Head Start and Early Head Start are comprehensive child development programs, serving children from birth to age five, expectant mothers and families. The overall goal of Head Start is to increase the social competence of children in low-income families and children with disabilities, and improve the chances of success in school.
Head Start has been a pioneer in the movement to address the needs of the whole child, including the educational, vocational and material needs of the entire family. Head Start philosophy holds that parents are the primary educators of their children, and that successful child development programs must involve and empower parents in order to have a lasting impact on the lives of low-income children. This philosophy is reflected in Head Start's administrative structure which includes a parent Policy Council that has decision-making authority.
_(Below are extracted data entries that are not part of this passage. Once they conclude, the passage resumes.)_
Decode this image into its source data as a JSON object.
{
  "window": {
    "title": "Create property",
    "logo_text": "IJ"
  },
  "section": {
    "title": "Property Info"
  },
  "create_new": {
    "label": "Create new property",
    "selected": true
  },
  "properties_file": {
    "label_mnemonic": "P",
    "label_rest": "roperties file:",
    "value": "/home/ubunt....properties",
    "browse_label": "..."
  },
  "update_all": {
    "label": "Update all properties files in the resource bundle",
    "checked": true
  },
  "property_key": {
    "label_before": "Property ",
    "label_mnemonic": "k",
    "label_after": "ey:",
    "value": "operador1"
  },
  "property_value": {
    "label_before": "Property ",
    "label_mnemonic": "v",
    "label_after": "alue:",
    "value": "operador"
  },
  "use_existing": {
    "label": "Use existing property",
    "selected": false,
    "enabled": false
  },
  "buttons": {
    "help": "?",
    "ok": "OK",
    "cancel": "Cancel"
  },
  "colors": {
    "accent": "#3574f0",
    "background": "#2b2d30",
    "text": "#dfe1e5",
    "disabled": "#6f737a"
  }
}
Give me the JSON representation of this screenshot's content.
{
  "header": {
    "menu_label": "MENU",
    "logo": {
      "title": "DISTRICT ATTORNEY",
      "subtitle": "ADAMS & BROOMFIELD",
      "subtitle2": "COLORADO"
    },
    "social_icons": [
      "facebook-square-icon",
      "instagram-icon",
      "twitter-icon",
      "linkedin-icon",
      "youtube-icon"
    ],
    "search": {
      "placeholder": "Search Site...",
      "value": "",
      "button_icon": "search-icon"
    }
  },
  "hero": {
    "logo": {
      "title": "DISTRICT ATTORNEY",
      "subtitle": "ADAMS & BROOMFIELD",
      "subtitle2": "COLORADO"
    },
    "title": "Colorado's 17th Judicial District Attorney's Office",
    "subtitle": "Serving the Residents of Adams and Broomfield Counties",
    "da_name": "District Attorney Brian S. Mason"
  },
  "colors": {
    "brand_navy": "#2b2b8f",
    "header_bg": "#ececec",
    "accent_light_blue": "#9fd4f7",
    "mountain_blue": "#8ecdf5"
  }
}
Head Start began in 1965 and has been recognized through seven presidential administrations for its effectiveness in helping children become more self-confident and successful. Though federally-funded, each program is required to provide a 20 percent local funding match. This nationwide program works through several major areas, including education, health and nutrition, parent involvement and social services. There have been Head Start programs in North Dakota since 1965.
North Dakota has 14 Head Start and nine Early Head Start programs in communities across the state. For the 2016-2017 school year, 3,170 children are enrolled in Head Start, while 747 children are being served in Early Head Start.
The basic elements of Head Start are regulated through federal Program Performance Standards. Grantees and parents have control over their programs, and each is designed to meet the needs of families in the local community.